Class 3 Real world recognition technology and its applications Learn about real-world recognition technology that digitizes the status of specified people and things from images and videos, and understand its challenges and application examples
Class 4 Deep learning using sensing technology and its applications Learn the basics of image sensing technology and deep learning, and understand their application examples
Class 5 Human internal state estimation technology and its applications Learn the basics of technology that estimates people's internal states such as stress and emotions, and understand its application examples and the latest trends
Class 6 Acoustic/speech/language processing technology and its applications Understand acoustic/speech/language processing technology and its application examples
Class 7 Video compression coding technology Understand the basic principles of video information compression and transmission, focusing on the international standard MPEG technology
Class 8 Overview of the artificial intelligence Understand the overview of of the artificial inteligence
Class 9 Overview of the data mining and the discovery science Understand the overview of the data mining and the discovery science
Class 10 Overview of the machine learning Understand the idea behind the machine learning and its applications specially based on the Deep learning
Class 11 Overview of the natural language processing Understand the overview of natural language processing and its applications
Class 12 Overview of the simulation AI Understand the overview of the simulation AI and applications
Class 13 Overview of the mathematical optimization 1 Understand the overview of mathematical optimization and its applications in data science
Class 14 Overview of the mathematical optimization 2 Understand recent advancements of mathematical optimizations and their algorithms

Study advice (preparation and review)

To enhance effective learning, students are encouraged to spend approximately 100 minutes preparing for class and another 100 minutes reviewing class content afterwards (including assignments) for each class.
They should do so by referring to textbooks and other course material.

Textbook(s)

Not specified

Reference books, course materials, etc.

All course materials will be provided in each class.
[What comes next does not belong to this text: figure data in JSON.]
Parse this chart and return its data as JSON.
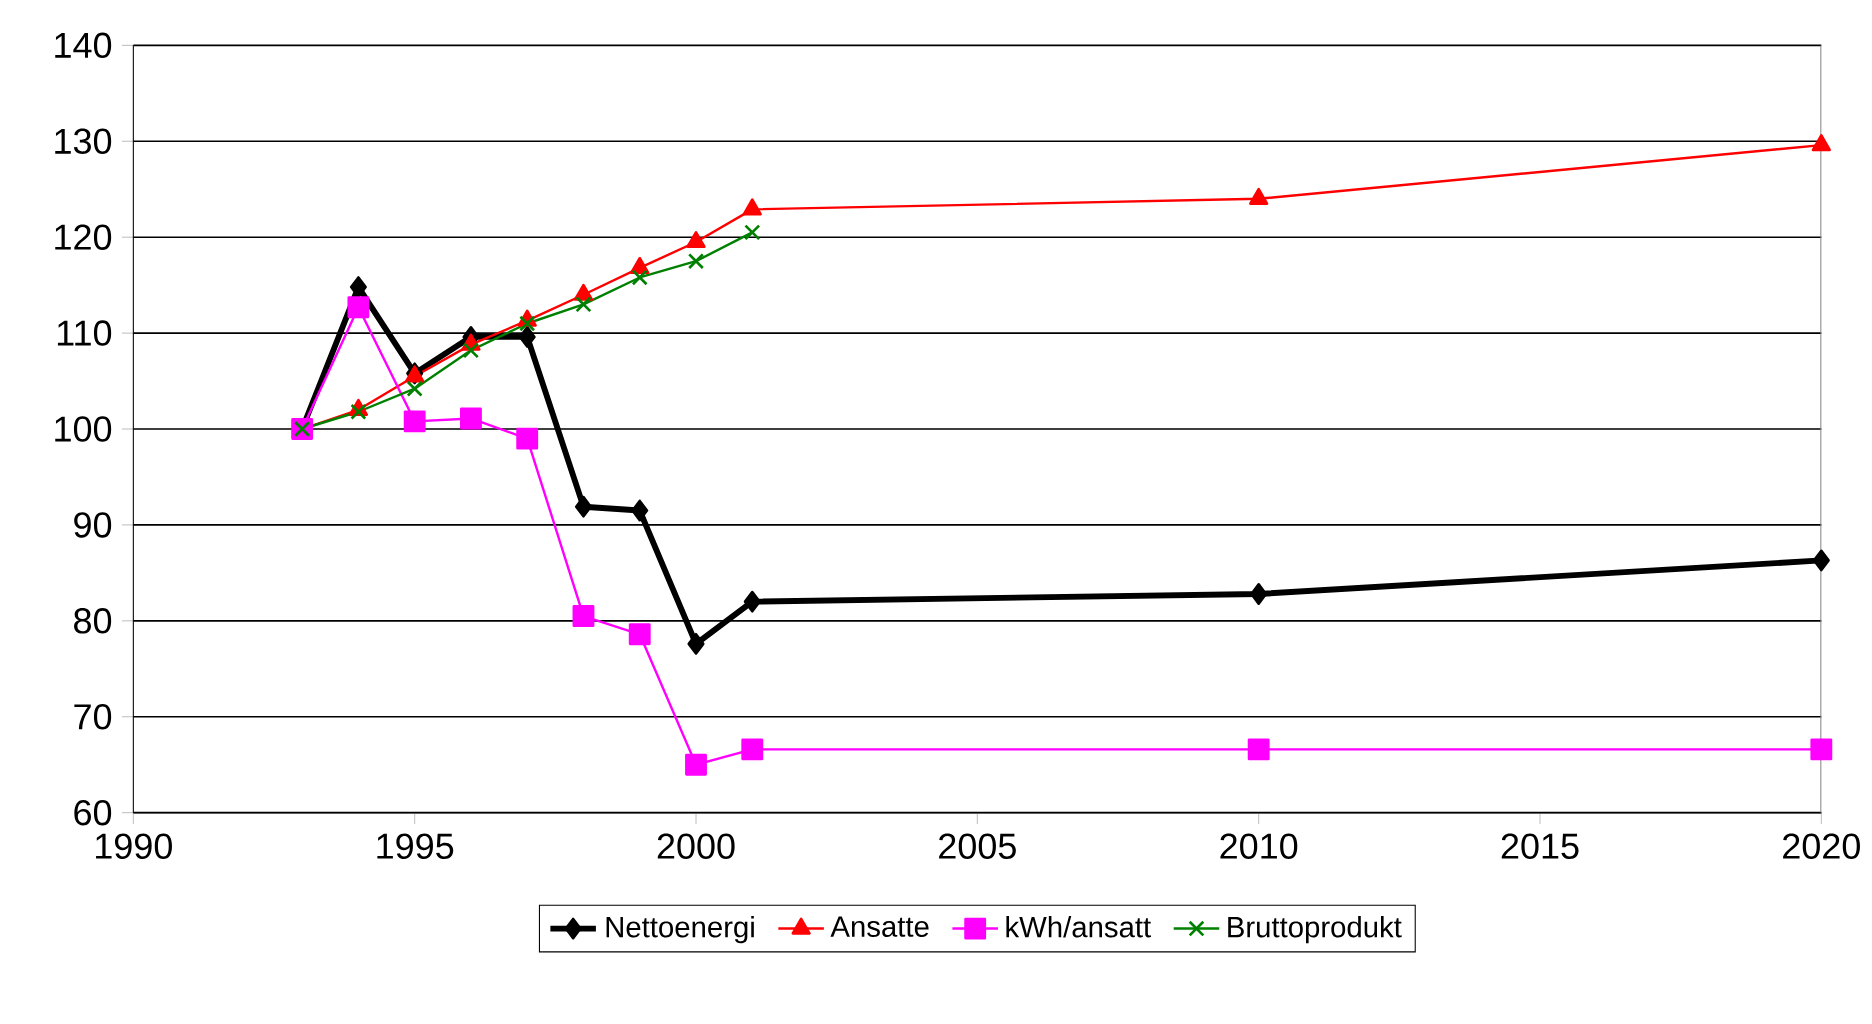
{
  "chart_data": {
    "type": "line",
    "xlim": [
      1990,
      2020
    ],
    "xticks": [
      1990,
      1995,
      2000,
      2005,
      2010,
      2015,
      2020
    ],
    "ylim": [
      60,
      140
    ],
    "yticks": [
      60,
      70,
      80,
      90,
      100,
      110,
      120,
      130,
      140
    ],
    "grid": "y",
    "legend": "bottom",
    "line_style": "solid",
    "series": [
      {
        "name": "Nettoenergi",
        "color": "#000000",
        "marker": "diamond",
        "x": [
          1993,
          1994,
          1995,
          1996,
          1997,
          1998,
          1999,
          2000,
          2001,
          2010,
          2020
        ],
        "values": [
          100,
          114.8,
          105.8,
          109.6,
          109.6,
          91.9,
          91.5,
          77.6,
          82,
          82.8,
          86.3
        ]
      },
      {
        "name": "Ansatte",
        "color": "#ff0000",
        "marker": "triangle",
        "x": [
          1993,
          1994,
          1995,
          1996,
          1997,
          1998,
          1999,
          2000,
          2001,
          2010,
          2020
        ],
        "values": [
          100,
          102,
          105.5,
          108.8,
          111.3,
          114,
          116.8,
          119.5,
          122.9,
          124,
          129.6
        ]
      },
      {
        "name": "kWh/ansatt",
        "color": "#ff00ff",
        "marker": "square",
        "x": [
          1993,
          1994,
          1995,
          1996,
          1997,
          1998,
          1999,
          2000,
          2001,
          2010,
          2020
        ],
        "values": [
          100,
          112.7,
          100.8,
          101.1,
          99,
          80.5,
          78.6,
          65,
          66.6,
          66.6,
          66.6
        ]
      },
      {
        "name": "Bruttoprodukt",
        "color": "#008000",
        "marker": "cross",
        "x": [
          1993,
          1994,
          1995,
          1996,
          1997,
          1998,
          1999,
          2000,
          2001
        ],
        "values": [
          100,
          101.8,
          104.2,
          108.2,
          111,
          113,
          115.8,
          117.5,
          120.5
        ]
      }
    ]
  }
}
Evaluation methods and criteria

Learning achievement is evaluated by the quality of the written reports on specific themes.

Related courses

  • ICT.C205 : Communication Theory (ICT)
  • ZUS.M303 : Digital Communications
  • ICT.S403 : Multidimensional Information Processing
  • ICT.S206 : Signal and System Analysis
  • ICT.S414 : Advanced Signal Processing (ICT)
  • ICT.C201 : Introduction to Information and Communications Engineering
  • ICT.A402 : Communications and Computer Engineering I
  • ICT.H318 : Foundations of Artificial Intelligence (ICT)
  • ICT.S311 : Machine Learning (ICT)
  • ICT.S302 : Functional Analysis and Inverse Problems

Prerequisites

Not specified

Contact information (e-mail and phone) Notice : Please replace from ”[at]” to ”@”(half-width character).

isao[at]ict.e.titech.ac.jp

Office hours

Students may approach the instructors at the end of class upon securing an appointment through e-mail.